Welcome to FERN’s Friday Feed (#FFF), where we share the stories from this week that made us stop and think.


The oceans are missing their rivers

Nautilus

“In a rhythm that’s pulsed through epochs, a river’s plume carries sediment and nutrients from the continental interior into the ocean, a major exchange of resources from land to sea,” writes Erica Gies. “More than 6,000 rivers worldwide surge freshwater into oceans, delivering nutrients, including nitrogen and phosphorus, that feed phytoplankton, generating a bloom of life that in turn feeds progressively larger creatures. They may even influence ocean currents in ways researchers are just starting to understand. But today, in rivers around the world, humans are altering this critical phenomenon.”


How mangos became hallowed objects in Maoist China

Aeon (video)

Mao’s Mango Cult provides a fascinating slice of the history of China’s Cultural Revolution in the late 1960s. The short chronicles the peculiar story of how mangoes became a venerated item in the country after Mao Zedong regifted a box of the titular fruits to factory workers.
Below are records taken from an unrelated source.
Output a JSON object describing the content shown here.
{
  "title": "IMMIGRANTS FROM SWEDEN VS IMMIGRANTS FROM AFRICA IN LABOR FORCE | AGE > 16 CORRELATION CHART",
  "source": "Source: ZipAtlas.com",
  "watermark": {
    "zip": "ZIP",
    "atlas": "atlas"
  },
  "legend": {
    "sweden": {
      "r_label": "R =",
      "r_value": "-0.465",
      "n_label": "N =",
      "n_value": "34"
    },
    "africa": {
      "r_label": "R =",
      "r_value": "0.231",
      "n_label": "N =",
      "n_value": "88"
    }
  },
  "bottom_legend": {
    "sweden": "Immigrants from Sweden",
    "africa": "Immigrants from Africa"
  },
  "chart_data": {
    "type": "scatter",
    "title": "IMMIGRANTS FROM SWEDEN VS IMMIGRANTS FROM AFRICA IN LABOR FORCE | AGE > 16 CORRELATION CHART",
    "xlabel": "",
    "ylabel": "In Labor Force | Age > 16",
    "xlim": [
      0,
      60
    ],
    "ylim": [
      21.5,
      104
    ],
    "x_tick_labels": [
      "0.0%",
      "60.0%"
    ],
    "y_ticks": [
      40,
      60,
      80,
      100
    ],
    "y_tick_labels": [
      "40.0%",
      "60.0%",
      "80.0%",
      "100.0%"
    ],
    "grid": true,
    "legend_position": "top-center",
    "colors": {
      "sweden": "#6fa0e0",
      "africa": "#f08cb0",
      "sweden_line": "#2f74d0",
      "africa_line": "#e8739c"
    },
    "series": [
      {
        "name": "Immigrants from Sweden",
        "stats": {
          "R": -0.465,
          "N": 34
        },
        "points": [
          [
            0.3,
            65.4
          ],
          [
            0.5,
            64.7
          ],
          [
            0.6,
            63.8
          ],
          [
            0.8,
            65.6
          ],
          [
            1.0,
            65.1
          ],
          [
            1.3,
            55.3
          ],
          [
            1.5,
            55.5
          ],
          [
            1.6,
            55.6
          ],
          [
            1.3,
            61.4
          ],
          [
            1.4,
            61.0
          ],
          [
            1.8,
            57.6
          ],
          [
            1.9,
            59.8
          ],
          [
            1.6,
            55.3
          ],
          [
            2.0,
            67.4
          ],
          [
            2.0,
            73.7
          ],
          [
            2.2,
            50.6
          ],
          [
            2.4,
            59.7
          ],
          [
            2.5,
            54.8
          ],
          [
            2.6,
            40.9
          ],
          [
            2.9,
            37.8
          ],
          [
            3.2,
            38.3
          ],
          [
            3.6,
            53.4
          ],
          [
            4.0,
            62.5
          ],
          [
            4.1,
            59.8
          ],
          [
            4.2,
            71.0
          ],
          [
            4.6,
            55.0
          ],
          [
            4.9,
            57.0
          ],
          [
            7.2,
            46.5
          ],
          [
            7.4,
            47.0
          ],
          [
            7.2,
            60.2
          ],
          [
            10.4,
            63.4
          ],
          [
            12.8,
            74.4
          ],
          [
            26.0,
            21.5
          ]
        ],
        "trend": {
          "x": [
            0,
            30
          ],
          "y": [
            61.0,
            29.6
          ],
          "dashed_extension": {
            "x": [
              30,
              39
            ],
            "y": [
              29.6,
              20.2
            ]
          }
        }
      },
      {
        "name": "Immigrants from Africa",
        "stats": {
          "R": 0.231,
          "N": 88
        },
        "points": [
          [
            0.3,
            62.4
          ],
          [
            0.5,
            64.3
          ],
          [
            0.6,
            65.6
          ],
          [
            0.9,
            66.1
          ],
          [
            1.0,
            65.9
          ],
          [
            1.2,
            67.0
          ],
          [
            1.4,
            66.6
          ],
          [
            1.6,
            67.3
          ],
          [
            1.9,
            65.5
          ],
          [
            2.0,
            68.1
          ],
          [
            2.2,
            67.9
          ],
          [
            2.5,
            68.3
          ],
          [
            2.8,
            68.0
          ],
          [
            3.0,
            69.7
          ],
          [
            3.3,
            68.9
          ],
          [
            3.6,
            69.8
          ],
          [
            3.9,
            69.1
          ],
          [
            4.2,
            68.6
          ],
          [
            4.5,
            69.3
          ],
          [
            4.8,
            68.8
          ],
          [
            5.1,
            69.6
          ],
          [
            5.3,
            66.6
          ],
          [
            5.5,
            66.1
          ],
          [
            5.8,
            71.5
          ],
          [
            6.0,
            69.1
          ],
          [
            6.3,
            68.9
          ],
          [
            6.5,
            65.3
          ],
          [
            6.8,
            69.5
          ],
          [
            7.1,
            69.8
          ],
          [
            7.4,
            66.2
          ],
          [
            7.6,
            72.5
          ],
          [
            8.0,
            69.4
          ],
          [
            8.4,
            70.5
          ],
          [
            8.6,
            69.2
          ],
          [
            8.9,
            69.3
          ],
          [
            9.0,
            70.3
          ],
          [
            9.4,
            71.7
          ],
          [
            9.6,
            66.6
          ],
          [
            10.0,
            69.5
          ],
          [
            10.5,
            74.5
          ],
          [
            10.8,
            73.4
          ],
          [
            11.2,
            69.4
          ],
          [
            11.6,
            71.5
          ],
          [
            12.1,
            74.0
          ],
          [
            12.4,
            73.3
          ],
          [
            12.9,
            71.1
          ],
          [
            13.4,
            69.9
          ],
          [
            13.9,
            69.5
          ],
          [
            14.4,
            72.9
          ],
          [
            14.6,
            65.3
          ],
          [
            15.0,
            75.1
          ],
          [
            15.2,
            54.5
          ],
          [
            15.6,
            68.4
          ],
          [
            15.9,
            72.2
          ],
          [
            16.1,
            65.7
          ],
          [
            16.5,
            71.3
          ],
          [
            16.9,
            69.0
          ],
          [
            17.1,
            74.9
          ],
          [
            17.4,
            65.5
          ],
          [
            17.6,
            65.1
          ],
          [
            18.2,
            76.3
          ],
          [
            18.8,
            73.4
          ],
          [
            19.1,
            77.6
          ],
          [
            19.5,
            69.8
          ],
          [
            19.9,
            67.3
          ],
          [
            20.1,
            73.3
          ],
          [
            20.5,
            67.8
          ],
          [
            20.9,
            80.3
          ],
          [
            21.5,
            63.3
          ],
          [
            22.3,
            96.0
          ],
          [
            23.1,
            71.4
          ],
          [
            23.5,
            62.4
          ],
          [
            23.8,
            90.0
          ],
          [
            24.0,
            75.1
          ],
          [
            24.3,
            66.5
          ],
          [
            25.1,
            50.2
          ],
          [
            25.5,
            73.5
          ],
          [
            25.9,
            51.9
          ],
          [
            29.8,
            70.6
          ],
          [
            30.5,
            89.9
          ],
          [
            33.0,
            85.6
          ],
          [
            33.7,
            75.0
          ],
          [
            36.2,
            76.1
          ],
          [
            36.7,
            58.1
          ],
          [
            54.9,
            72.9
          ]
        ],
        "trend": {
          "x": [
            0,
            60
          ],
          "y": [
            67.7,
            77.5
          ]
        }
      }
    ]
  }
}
Eventually, mangoes grew in the public imagination to become a symbol of Mao’s affection for and generosity towards the working class, and even resulted in a death sentence for a man who dared to publicly disrespect the fruit.”


Why manta rays are chopped up in Sri Lanka

The Guardian

“Dried gill plates are indeed often sold in medicine and dried seafood markets across east Asia, but are not used in traditional Chinese medicine. The growing demand for ray gill plates stems from market vendors using them to make soup that they tout a remedy for various health issues,” writes Zinara Rathnayake. “The conservation charity Manta Trust calls these gill-plate concoctions ‘a pseudo-remedy’ that has ‘no basis in medical science.’ The demand for gill plates has generated a sprawling cottage industry. Small-scale fisheries across Sri Lanka kill manta and devil rays … including endangered and vulnerable species, just to export their gill plates.”


A writer reconnects with the natural world via an apiary

Texas Highways

“At first glance, the inside of a beehive is chaos. Each hive box contains removable frames, which a beekeeper can pull out to inspect in order to verify the health of the hive. But bees build to their own designs, constructing bridges of wax between adjacent frames or gluing frames together with propolis—an anti-microbial paste made from plant resin that forms part of the immune defense of a colony. In the darkness of the hive, bees build their combs with just enough space between them to let two bees on adjacent frames pass each other,” writes Celia Bell. “I pulled a frame loose and some took flight, while others made hanging festoons at the bottom of the frame. The hum of the hive vibrated upward from the open box. For the first time since the pandemic started, I felt like I was fully present, as if some invisible screen separating me from the world had been removed.”


Native fishing culture on the Columbia River

High Country News (audio/slideshow)

“The U.S. Army Corps of Engineers built the [Dalles] dam in 1957, drowning nearby Celilo Falls — one of the Pacific Northwest’s most important spots for fishing and commerce — and driving away most of the Indigenous population,” writes B. ‘Toastie’ Oaster. “Only a few communities remained at the treaty fishing sites on the riverbanks … One of them is the Lone Pine community, near The Dalles, Oregon. Lew George, a longtime resident, is a tribal fisherman … George described his village as ‘the Fourth World,’ meaning it falls short of even Third World conditions … the people live in trailers and have to share a single bathroom, relying on bottled drinking water and whatever precious salmon the river continues to provide.”